Check foot traffic in real time before you head out the door.

Sometimes a five-minute coffee run can turn into a frustrating half-hour wait, depending on how many caffeine cravers are in line ahead of you. But what if you could know how crowded a place is before heading out for a latte, or a trip to the DMV, or even waiting in a hideously massive line at Trader Joe’s? That’s the concept behind Density, a new device that detects foot traffic in real time.

Here’s how it works: Businesses place Density—which comes in the form of a tiny black box, below—on their door frame, somewhere around hip height. Using infrared distance sensors, Density detects when someone has entered or exited the building. ​The device counts the number of customers who pass through each day, or even how many patrons are inside at a given moment. (A guest’s identity is entirely anonymous, and Density cannot capture any information about him.)

Anyone looking to gauge the crowd at a local establishment can receive notifications for free by downloading the Density app.

Density

Tracking becomes a bit trickier when there is a line out the door or a set of double doors, but for the most part Density is reliably accurate. Although the company doesn’t have an official accuracy count, CEO Andrew Farah tells CityLab, “in some [test] environments, we’re at 98 percent.”

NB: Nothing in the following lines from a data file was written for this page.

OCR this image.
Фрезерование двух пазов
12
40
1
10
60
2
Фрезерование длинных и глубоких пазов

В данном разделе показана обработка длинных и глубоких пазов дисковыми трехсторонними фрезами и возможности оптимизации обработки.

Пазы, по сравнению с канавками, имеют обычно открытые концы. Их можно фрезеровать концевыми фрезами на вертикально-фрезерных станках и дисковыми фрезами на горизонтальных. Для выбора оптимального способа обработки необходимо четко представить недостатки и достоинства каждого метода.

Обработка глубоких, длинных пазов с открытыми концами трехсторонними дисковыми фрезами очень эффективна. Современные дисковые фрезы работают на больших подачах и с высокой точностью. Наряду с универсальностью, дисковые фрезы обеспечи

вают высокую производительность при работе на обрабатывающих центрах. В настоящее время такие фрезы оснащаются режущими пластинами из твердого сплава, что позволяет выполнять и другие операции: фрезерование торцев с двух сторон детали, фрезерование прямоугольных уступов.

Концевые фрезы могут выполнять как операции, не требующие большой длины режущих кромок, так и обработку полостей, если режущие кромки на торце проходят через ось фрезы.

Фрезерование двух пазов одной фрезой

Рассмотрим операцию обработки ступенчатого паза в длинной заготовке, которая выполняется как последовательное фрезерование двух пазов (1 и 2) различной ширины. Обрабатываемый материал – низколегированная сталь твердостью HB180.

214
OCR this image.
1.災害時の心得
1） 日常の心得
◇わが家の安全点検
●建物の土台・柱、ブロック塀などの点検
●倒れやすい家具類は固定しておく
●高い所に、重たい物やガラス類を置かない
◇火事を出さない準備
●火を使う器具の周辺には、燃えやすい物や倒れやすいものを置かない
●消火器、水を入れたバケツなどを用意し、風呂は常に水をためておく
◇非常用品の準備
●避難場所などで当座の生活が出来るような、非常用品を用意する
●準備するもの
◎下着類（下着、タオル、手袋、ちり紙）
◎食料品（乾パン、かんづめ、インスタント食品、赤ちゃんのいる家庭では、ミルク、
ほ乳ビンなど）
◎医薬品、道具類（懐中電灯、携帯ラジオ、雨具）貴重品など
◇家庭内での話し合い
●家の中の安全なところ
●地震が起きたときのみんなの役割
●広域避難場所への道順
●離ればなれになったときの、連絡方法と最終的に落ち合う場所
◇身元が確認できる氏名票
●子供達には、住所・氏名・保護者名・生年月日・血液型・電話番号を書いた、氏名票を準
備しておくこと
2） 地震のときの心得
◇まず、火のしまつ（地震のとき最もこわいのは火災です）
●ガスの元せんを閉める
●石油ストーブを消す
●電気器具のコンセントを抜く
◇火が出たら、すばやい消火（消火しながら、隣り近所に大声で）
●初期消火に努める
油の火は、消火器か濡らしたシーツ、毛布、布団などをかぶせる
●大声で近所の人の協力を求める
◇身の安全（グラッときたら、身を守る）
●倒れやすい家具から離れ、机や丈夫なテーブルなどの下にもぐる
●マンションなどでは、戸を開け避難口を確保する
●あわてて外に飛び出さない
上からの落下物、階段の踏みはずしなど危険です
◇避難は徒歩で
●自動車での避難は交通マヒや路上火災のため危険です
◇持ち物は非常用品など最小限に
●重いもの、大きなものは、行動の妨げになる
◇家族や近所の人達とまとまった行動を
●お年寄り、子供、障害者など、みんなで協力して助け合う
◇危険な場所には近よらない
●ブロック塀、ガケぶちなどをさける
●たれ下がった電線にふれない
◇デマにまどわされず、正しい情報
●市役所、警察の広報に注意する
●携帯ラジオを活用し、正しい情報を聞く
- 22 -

One catch is that the device cannot be obtained through the company directly, but instead must be purchased via location services or point of sale systems. Density licenses its data to startup companies for $25 per month (or, in some cases, per installation), and these companies then distribute their sensors to merchants at no cost (hardware and installation are free).

A handful of companies are devising ways to use it to boost sales during lagging periods. A startup called Requested in Sacramento, CA is using Density to offer discounted rates at local restaurants. Whenever Density detects slow foot traffic at a restaurant, Requested users will automatically receive a discount.

Since the service’s technical launch two weeks ago, Density is “under water with requests,” says Farah. The company has already received inquiries from startups, malls, major retailers, and Fortune 500 companies. Requests have also come in from more surprising sources, such as churches using the device to tally their congregations, or a company that runs homeless shelters.

Moving forward, Density has plans for pilot deployments in Austin, L.A., and New York City by the end of summer. They also hope to expand their business to location apps in order to determine what bars or nightclubs might be trending on a given night.